Natasha Alexenko, who became a powerful advocate for ending the national backlog of rape-kit testing after suffering dual traumas — being sexually assaulted and then discovering that her own rape kit with forensic evidence from her attacker had gone untested for 10 years — died on Oct. 31 in West Islip, N.Y. She was 51.
Her husband, Scott Sessa, said that her death, in a hospital, was caused by complications of amyotrophic lateral sclerosis and multiple sclerosis.
Ms. Alexenko was a 20-year-old filmmaking student at the New York Institute of Technology when she was violently attacked by a man shortly after midnight on Aug. 6, 1993, as she was entering her apartment in Manhattan. Armed with a 9-millimeter handgun, he forced her into an empty stairwell, robbed, sodomized and raped her. Then, with a warning — “Don’t come after me or I’ll kill you!” — he fled.
Although she wanted to take a shower, she went to a hospital for a forensic medical examination. DNA evidence from hair, fibers, blood, semen and saliva that the assailant might have left behind were saved in a box of evidence known as a rape kit.

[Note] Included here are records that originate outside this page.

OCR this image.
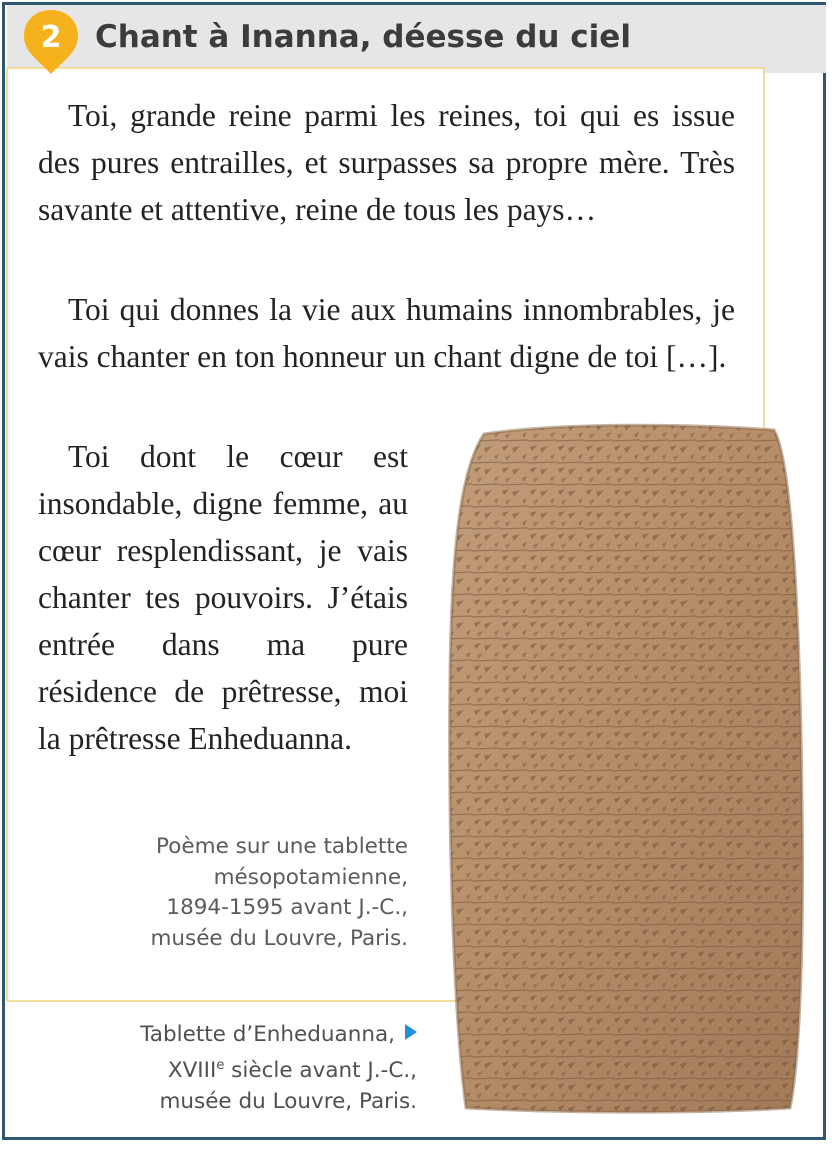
2	Chant à Inanna, déesse du ciel

Toi, grande reine parmi les reines, toi qui es issue des pures entrailles, et surpasses sa propre mère. Très savante et attentive, reine de tous les pays…

Toi qui donnes la vie aux humains innombrables, je vais chanter en ton honneur un chant digne de toi […].

Toi dont le cœur est insondable, digne femme, au cœur resplendissant, je vais chanter tes pouvoirs. J’étais entrée dans ma pure résidence de prêtresse, moi la prêtresse Enheduanna.

Poème sur une tablette
mésopotamienne,
1894-1595 avant J.-C.,
musée du Louvre, Paris.

Tablette d’Enheduanna,
XVIIIe siècle avant J.-C.,
musée du Louvre, Paris.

“As I lay trembling on the cold examination table, with my feet up in stirrups while the medical examiner poked, prodded, combed, snipped, and scrutinized my genitalia for clues to my abductor, I assumed my rape kit would be tested immediately,” she wrote in her book, “A Survivor’s Journey: From Victim to Advocate” (2018). “Why else would I endure such a painful, invasive, and embarrassing exam?”
But the kit was not tested until 2003, just as the 10-year statute of limitations for prosecuting her case was nearly up. (New York State abolished the statute for first-degree rape in 2006.) Ms. Alexenko discovered that she was not alone in losing the precious time available to have her attacker identified, arrested and tried. In the late 1990s, the Manhattan district attorney’s office estimated that 17,000 rape kits sat untested in a police warehouse in New York City. Thousands more had been left untested in crime laboratories nationwide, the result of tight budgets, overburdened crime labs and, some advocates said, a gender bias discounting sexual assaults against women.